Também procederei à nomeação duma personalidade médica para a comissão de acompanhamento, que corresponda à minha visão sobre este tema e de reconhecida competência.
Como se diferencia a sua proposta para a Ordem dos Médicos?
A minha candidatura a bastonário da Ordem dos Médicos visa o reforço do prestígio da classe médica, ao serviço da população portuguesa, num momento muito difícil para o país e o mundo. Trata-se duma eleição individual, pelo que a principal decisão que cada médico terá de tomar é de escolher a pessoa que acha que melhor está preparada para liderar a OM e, como tal, representar os médicos na defesa da Saúde em Portugal. A minha independência do poder político ou qualquer outro garante a independência necessária e fundamental para um bastonário, cuja ação nunca poderá ser vista como a agenda de qualquer organização, estando sempre ao serviço da medicina e da população.

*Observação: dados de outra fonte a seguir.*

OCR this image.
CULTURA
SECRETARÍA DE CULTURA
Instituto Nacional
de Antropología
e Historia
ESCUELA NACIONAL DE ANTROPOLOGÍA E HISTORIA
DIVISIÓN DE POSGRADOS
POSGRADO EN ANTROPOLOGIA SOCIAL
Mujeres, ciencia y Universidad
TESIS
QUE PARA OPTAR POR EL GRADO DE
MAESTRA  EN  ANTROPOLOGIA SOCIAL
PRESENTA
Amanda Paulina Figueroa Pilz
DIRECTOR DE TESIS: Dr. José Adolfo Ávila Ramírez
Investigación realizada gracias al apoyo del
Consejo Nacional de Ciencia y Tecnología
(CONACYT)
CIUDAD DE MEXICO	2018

Tenho a experiência acumulada ao longo de 38 anos de exercício médico, incluindo, a Direção do Departamento de Coração e Vasos do Centro Hospitalar Universitário Lisboa Norte, um dos maiores departamentos do SNS. Fui diretor da maior escola médica, a Faculdade de Medicina da Universidade de Lisboa, de 2015 a 2022, bem como tenho exercido vários cargos internacionais de grande prestígio, tais como o de presidente da World Heart Federation, até final de 2022, presidente da European Society of Cardiology, etc. Tendo sempre por fundo a minha Imparcialidade e independência, terei como missão essencial consolidar o prestígio da classe médica, através de uma Ordem de rigor e exigência, mais respeitada mais prestigiada e mais inclusiva. Faço-o com espírito de missão sem qualquer outro interesse.